Zuli and Kaia continue to grow bigger and stronger, and to reap the benefits of living at the Safari Park. “It’s an honor and a privilege to work with these calves,” Evan said. “You can count on one hand how many elephants have been born in North America in one year. These are very special youngsters.” Both calves still have a lot to learn. But with the help of their watchful moms, their aunties, and the rest of their adoring herd mates—along with a little help from their keepers—these playful calves will grow up happy, healthy, and well prepared for “living large.”
Research to Help Elephant Calves in Africa
African elephants are categorized as Vulnerable on the International Union for Conservation of Nature (IUCN) Red List of Threatened Species. They face serious threats in their native habitat, from poaching for their tusks, hide, and bushmeat. San Diego Zoo Global is involved in a variety of community-based conservation efforts in Africa, including Reteti Elephant Sanctuary, which cares for injured, abandoned, and orphaned elephants in the Namunyuk region of Kenya, preparing them for return to their habitats. Elephant calves that arrive at Reteti are often stressed and compromised, and they rely on bottle-feedings to provide needed nutrition.

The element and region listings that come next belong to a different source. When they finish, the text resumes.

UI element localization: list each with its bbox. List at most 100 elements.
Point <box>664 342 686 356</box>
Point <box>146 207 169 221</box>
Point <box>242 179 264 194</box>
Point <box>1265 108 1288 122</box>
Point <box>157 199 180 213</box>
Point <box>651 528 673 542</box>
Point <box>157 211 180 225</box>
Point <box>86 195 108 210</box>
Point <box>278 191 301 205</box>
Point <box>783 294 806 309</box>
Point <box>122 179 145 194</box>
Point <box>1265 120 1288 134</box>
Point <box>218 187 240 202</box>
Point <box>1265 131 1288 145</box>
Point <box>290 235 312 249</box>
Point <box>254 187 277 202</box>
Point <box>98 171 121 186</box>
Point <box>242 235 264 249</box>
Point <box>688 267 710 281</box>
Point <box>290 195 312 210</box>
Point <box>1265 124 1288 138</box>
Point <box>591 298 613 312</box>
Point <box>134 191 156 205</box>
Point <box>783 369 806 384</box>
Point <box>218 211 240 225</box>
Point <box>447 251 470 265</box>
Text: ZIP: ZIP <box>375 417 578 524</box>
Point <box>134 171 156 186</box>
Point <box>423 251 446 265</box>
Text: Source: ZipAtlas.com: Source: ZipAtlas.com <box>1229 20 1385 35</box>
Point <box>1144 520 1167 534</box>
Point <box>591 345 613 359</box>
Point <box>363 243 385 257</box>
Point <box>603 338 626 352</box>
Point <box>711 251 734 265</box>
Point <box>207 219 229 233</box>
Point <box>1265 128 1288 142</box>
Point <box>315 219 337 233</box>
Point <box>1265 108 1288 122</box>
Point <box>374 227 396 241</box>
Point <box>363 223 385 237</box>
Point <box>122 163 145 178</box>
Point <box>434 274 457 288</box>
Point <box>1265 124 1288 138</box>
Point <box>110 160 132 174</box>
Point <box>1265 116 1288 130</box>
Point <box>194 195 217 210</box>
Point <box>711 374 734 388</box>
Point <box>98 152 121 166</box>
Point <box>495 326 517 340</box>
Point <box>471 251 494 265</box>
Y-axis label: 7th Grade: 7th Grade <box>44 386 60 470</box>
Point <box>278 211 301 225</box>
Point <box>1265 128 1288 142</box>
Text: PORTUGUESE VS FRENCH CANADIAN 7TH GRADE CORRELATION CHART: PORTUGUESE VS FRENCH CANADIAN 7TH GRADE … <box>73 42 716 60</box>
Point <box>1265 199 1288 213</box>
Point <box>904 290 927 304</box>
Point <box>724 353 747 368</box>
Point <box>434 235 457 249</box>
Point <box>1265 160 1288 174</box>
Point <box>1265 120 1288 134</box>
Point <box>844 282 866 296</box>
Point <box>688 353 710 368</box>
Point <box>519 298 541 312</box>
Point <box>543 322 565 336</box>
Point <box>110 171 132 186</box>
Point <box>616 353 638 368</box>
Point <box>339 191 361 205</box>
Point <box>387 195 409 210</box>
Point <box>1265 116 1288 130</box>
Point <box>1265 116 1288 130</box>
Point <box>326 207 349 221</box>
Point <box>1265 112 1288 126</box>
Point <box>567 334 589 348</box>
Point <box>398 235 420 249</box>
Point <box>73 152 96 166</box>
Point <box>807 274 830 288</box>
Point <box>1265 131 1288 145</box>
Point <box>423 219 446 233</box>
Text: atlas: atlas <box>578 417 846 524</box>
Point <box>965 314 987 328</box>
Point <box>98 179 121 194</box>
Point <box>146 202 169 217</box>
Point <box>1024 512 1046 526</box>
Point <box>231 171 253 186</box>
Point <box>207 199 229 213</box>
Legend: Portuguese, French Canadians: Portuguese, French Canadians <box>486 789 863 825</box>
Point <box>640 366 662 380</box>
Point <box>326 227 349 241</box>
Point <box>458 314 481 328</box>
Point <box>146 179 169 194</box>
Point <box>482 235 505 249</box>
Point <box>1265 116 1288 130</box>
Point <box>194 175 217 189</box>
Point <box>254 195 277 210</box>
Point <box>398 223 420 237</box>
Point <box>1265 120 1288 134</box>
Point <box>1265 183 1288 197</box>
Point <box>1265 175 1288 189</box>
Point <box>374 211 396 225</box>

At the Safari Park, mother elephants Umngani and Ndula are currently participating in a study of the nutritional content of a mother elephant’s milk, to help researchers come up with a nutritious milk-substitute formula that may help the orphaned calves at Reteti—as well as other hand-raised calves. Umngani and Ndula have been trained to voluntarily express small amounts of milk, allowing researchers to study its composition, fat content, proteins, amino acids, and other nutrients.
San Diego Zoo Global is collaborating with the University of California, San Diego, and Smithsonian’s National Zoo Milk Repository on this project. “Not a lot is known about African elephant milk, and we have this wonderful opportunity to collect milk from not one, but two nursing mothers at the same time,” said Mindy Albright, Safari Park lead keeper. “Another exciting thing about the milk study is that it is planned to span the entirety of Ndula and Umngani’s nursing period. This is an opportunity to see how the composition changes throughout the two to four years a female nurses her calf.”